Global Chief Strategy Officer
Sarah Ivey is a 20+ year veteran of the marketing industry, with substantial media agency experience. However, she sees herself as a strategist first and foremost, and in this age of specialization, is proud to also call herself “a strong generalist” with skills in business consulting, research, systems development, consumer insight work, and facilitation. She’s led accounts, run markets, created new business models, and now, as Initiative’s Global Chief Strategy Officer, she’s in a role for which she’s ideally suited.
Based in Canada with a worldwide mandate, she has a broad view of different cultures and different approaches, which has led to a strong best practice experience in strategy. She also admits, “What I love best about what I do is that my only limits are imagination and budget.”
“Innovation, she says, “is at the heart of what we do. I think we’re at the point where we need to push both ourselves and our clients take risks, even ones we can’t weigh. That’s why at Initiative we live by our Fast, Brave, Decisive and Simple (FBDS) credo – it has to be at the heart, otherwise brands simply don’t move forward.”
She adds, “One of our biggest challenges-- and accomplishments-- is connecting teams and landing ideas in multiple markets. Ideas and cultural movements travel much faster than organizations can move – that’s why we’ve focused on the Fast in FBDS. We have client and category-specific idea banks that pool ideas across markets so that we can tap into them when needed.”
Being global is at the center of Sarah Ivey’s passions. From a Toronto home base with her dual Canadian Irish citizenship, she has worked and trained in over 30 countries. As part of her Global Strategy role, she also runs Initiative’s thought leadership function with the agency’s research team. She’s particularly proud the group’s work, which she calls “the most amazing global studies of massive media challenges-- like seeing mobile entirely from a consumer’s perspective, or the largest study of the Millennial generation in 19 markets worldwide, or the first-ever feature phone study across 15 different markets for the World Cup to track the ramp-up in tech adoption.”

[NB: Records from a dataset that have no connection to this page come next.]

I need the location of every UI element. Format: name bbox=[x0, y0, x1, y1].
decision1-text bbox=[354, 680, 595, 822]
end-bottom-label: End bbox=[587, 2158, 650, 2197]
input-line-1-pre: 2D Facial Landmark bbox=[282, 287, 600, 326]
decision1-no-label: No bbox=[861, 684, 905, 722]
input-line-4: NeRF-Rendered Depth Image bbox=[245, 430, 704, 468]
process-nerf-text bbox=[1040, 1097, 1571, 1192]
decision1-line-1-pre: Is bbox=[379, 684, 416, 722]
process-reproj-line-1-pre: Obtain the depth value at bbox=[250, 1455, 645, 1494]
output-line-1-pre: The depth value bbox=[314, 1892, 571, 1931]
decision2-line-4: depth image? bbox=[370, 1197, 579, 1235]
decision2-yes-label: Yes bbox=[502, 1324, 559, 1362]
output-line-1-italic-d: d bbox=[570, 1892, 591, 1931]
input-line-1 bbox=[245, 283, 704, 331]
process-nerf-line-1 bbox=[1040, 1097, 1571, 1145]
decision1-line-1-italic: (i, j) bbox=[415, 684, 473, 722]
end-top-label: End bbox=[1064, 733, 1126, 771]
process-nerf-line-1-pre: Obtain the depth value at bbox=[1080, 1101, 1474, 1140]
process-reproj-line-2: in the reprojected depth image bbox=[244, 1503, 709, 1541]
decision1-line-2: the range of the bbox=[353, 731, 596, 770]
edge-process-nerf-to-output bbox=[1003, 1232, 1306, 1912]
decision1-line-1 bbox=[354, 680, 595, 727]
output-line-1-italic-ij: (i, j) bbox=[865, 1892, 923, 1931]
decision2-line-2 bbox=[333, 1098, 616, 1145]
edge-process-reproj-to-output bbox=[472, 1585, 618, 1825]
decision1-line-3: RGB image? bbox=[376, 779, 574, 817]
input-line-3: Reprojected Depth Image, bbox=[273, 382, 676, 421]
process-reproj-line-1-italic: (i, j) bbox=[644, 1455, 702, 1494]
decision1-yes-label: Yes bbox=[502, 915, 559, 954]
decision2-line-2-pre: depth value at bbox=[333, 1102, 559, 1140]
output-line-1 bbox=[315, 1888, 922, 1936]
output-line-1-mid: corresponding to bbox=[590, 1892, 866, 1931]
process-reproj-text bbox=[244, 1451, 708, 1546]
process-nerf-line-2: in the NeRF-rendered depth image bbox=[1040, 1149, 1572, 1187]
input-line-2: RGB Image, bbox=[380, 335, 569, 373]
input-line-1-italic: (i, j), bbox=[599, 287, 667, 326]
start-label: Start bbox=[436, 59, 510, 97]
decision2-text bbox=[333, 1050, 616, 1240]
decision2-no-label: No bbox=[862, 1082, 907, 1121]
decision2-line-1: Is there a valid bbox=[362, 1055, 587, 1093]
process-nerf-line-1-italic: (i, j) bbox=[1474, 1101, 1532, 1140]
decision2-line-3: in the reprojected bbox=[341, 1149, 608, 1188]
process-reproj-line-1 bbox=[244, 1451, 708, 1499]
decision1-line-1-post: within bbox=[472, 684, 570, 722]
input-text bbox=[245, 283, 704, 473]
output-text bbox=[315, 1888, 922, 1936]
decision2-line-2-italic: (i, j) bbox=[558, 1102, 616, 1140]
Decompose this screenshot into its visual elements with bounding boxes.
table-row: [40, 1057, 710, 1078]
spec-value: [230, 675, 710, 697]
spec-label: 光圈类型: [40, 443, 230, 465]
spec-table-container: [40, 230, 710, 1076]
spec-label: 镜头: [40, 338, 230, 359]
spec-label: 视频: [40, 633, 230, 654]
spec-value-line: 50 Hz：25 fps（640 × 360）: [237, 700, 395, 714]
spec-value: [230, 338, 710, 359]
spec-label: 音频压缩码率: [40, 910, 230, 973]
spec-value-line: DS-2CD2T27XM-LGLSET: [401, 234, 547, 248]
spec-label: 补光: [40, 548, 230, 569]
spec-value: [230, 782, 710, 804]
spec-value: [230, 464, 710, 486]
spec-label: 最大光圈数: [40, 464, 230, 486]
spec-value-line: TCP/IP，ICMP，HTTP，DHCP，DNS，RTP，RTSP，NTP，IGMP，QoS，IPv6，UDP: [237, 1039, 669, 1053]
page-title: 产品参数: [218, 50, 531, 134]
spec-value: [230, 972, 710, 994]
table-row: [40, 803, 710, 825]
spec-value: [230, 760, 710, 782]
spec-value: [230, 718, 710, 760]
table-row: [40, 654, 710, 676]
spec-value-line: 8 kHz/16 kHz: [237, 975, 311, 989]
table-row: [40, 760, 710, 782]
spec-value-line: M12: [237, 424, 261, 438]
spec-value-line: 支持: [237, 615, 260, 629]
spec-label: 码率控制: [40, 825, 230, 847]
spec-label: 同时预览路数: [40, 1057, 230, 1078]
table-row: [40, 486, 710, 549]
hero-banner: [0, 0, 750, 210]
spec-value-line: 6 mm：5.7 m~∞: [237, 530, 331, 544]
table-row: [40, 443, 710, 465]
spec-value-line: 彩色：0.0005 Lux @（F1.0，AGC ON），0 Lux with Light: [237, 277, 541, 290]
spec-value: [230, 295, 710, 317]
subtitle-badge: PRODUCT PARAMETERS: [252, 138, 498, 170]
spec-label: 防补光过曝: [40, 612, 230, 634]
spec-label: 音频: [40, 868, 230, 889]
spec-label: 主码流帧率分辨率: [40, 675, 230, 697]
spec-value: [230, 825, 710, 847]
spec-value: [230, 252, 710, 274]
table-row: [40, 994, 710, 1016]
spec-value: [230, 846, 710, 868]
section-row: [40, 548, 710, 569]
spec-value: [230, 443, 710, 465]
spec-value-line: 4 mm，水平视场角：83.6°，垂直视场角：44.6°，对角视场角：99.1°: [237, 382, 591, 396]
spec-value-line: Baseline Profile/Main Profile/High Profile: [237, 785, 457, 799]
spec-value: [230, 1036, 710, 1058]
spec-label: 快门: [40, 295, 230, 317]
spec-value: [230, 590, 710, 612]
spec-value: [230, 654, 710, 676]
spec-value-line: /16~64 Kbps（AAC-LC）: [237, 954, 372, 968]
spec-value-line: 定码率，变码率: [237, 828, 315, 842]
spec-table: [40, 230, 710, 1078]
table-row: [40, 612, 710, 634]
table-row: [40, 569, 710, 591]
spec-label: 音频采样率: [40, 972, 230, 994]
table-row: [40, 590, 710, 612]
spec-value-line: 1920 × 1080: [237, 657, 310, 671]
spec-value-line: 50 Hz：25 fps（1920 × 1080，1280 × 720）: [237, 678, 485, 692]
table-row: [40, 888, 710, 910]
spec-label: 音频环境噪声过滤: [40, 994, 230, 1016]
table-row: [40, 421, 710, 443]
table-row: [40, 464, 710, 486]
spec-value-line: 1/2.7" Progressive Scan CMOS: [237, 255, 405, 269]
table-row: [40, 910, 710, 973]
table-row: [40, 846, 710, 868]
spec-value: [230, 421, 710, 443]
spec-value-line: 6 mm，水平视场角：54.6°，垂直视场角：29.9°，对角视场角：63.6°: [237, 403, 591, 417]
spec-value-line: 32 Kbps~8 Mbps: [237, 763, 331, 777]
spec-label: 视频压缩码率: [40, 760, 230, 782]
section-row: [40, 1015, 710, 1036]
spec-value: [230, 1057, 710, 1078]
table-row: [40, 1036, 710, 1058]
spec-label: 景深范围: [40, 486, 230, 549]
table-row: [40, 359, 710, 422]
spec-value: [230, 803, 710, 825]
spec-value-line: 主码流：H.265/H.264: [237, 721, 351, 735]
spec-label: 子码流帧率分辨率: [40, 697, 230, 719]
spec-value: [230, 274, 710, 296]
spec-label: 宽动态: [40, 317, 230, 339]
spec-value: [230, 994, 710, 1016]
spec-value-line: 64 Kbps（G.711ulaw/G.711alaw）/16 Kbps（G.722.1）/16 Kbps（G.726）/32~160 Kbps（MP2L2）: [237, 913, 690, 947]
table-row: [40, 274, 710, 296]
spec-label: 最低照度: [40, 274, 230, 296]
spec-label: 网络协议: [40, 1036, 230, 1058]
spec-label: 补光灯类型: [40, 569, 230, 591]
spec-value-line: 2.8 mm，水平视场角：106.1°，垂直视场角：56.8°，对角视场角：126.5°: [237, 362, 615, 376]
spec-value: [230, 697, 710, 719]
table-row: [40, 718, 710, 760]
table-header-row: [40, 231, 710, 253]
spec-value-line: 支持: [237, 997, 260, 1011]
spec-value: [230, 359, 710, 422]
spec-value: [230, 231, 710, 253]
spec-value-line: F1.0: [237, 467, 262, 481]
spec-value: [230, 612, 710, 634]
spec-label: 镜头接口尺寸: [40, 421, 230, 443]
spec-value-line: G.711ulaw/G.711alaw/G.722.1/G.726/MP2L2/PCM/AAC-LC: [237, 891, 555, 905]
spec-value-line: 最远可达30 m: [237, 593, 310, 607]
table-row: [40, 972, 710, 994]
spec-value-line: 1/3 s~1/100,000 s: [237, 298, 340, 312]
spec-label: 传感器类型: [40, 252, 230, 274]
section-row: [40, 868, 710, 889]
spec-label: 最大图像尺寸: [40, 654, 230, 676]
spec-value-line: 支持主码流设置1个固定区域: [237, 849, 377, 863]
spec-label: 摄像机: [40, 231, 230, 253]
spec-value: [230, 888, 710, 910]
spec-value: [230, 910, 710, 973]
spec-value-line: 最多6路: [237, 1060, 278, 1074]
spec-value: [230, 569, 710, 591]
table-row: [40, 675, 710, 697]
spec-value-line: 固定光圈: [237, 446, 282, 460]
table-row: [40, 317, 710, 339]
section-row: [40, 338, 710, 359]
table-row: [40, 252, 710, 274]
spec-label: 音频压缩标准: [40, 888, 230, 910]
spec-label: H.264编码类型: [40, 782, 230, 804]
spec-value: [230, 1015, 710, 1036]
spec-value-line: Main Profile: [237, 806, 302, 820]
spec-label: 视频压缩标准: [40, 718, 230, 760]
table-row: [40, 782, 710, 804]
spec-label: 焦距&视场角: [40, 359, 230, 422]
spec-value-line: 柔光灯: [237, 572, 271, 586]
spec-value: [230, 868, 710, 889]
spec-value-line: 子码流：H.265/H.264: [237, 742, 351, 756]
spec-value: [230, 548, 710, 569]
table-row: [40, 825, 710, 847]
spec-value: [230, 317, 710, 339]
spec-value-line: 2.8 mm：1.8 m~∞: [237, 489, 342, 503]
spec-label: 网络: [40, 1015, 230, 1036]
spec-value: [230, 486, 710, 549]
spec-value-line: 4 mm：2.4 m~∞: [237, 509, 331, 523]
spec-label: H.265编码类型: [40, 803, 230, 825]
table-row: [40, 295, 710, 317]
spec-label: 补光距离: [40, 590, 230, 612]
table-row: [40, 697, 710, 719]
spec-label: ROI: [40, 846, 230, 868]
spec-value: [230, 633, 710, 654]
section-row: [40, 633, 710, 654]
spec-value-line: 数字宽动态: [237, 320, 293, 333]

Sarah is never short on enthusiasm. “Our tools at Initiative are my pride and joy. They are each a multi-year project of constant improvement and development.” She outlines how she and her collaborators pulled together a massive single source panel worldwide that powers the agency’s decision planning tool, Matrix. She adds, “Last year we launched our consumer profiling tool, Real Lives, a web-enabled data visualization that brings this data to life and tells the complete story of who the target is. We’re now at the point where we can do ‘live planning’ – perpetually bringing in real consumers to sense check our plans as they develop.”
She also specializes in some personal research during her travels. She’s built an interactive map of the best coffees and espressos around the world. And whenever she visits a new culture, she always do two things: “I go to a restaurant that doesn’t have an English menu and point to something interesting. Then I shop where normal people shop and buy whatever crazy drinks and snacks are on offer.”